Politica ed economia, si diceva. Ma come fare politica e come impegnarsi nei confronti degli elettori se, troppo spesso, quello che si promette in campagna elettorale poi non si può realizzare perché i soldi mancano? Francesco Boccia, addirittura, dal 2006 al 2008 è stao commissario liquidatore e presidente dell’organo straordinario di liquidazione del dissesto finanziario del Comune di Taranto, e rivela che «la situazione di Taranto veramente non ha eguali. Ho trovato persino venti morti da seppellire e non c’erano i soldi. Le aziende si fanno fallire, le pubbliche amministrazioni devono andare avanti. Si fecero miracoli sì, ma oggi i cittadini di Taranto pagano le tasse più salate d’Italia. Peraltro, è vero, spesso i polii descrivono un quadro che non c’è e promettono quello che non si può realizzare. Io prenderei fortemente le distanze sia da chi promette «meno tasse per tutti» (Berlusconi, ndr), sia da chi afferma che si può dare lavoro stabile a tutti i precari (Vendola, ndr). Le ricette? L’economia può ripartire solo tassando le rendite e le tassazioni finanziarie».
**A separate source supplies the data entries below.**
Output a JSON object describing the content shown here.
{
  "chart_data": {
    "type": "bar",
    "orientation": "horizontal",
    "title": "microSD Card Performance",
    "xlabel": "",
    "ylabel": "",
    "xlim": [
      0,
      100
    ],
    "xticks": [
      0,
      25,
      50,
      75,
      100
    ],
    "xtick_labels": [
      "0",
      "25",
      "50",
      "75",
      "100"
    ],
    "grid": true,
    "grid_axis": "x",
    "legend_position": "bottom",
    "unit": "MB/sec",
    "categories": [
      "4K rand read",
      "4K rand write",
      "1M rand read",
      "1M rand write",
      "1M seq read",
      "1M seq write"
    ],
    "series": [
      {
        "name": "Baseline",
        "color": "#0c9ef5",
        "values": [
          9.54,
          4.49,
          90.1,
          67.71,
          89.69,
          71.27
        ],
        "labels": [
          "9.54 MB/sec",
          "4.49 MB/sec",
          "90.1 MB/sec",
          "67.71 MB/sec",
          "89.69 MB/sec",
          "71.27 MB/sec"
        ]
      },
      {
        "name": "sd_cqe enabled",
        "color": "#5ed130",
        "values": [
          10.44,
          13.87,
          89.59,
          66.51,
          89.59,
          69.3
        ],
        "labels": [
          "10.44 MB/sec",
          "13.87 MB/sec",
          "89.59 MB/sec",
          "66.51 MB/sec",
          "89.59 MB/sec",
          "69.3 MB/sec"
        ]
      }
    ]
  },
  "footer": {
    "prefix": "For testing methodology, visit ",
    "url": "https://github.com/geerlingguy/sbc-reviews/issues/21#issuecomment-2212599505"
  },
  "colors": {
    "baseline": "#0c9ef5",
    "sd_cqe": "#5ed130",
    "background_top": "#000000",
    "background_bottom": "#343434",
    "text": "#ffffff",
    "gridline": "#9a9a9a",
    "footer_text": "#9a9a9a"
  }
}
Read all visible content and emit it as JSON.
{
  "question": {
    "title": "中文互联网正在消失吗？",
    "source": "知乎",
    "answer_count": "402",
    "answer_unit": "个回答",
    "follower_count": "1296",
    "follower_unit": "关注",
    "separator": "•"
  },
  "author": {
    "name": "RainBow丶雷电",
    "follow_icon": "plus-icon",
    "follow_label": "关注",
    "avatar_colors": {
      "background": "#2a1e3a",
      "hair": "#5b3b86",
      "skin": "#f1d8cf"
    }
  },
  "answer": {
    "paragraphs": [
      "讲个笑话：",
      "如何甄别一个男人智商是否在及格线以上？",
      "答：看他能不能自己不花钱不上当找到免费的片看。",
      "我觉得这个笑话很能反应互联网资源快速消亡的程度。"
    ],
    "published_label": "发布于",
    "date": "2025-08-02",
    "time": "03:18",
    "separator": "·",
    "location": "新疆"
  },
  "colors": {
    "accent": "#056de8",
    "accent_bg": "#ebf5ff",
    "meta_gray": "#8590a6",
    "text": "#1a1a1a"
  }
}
Veneziani punta il focus sulle scelte, spiegando che «la fase più delicata delle politica sono le scelte cosiddette impopolari, necessarie ma quasi mai condivise. Bisognerebbe fare in modo che pesino il meno possibile. Sicuramente è bene non fare certi annunci e dare segnali concreti anche di risparmio sui costi della politica. A me piacerebbe che si voti non ogni anno, ma che si accorpino le elezioni ogni quattro, cinque anni per dare stabilità, serenità e risparmiare».

Scelte impopolari significa decisionismo? E Tarantini si sente un decisionista? «Decisionista no, semplicemente uno che punta a rispettare il programma di governo che insieme si è condiviso ed approvato. Non c’è niente di nuovo in quello che si fa, ma solo scelte coerenti».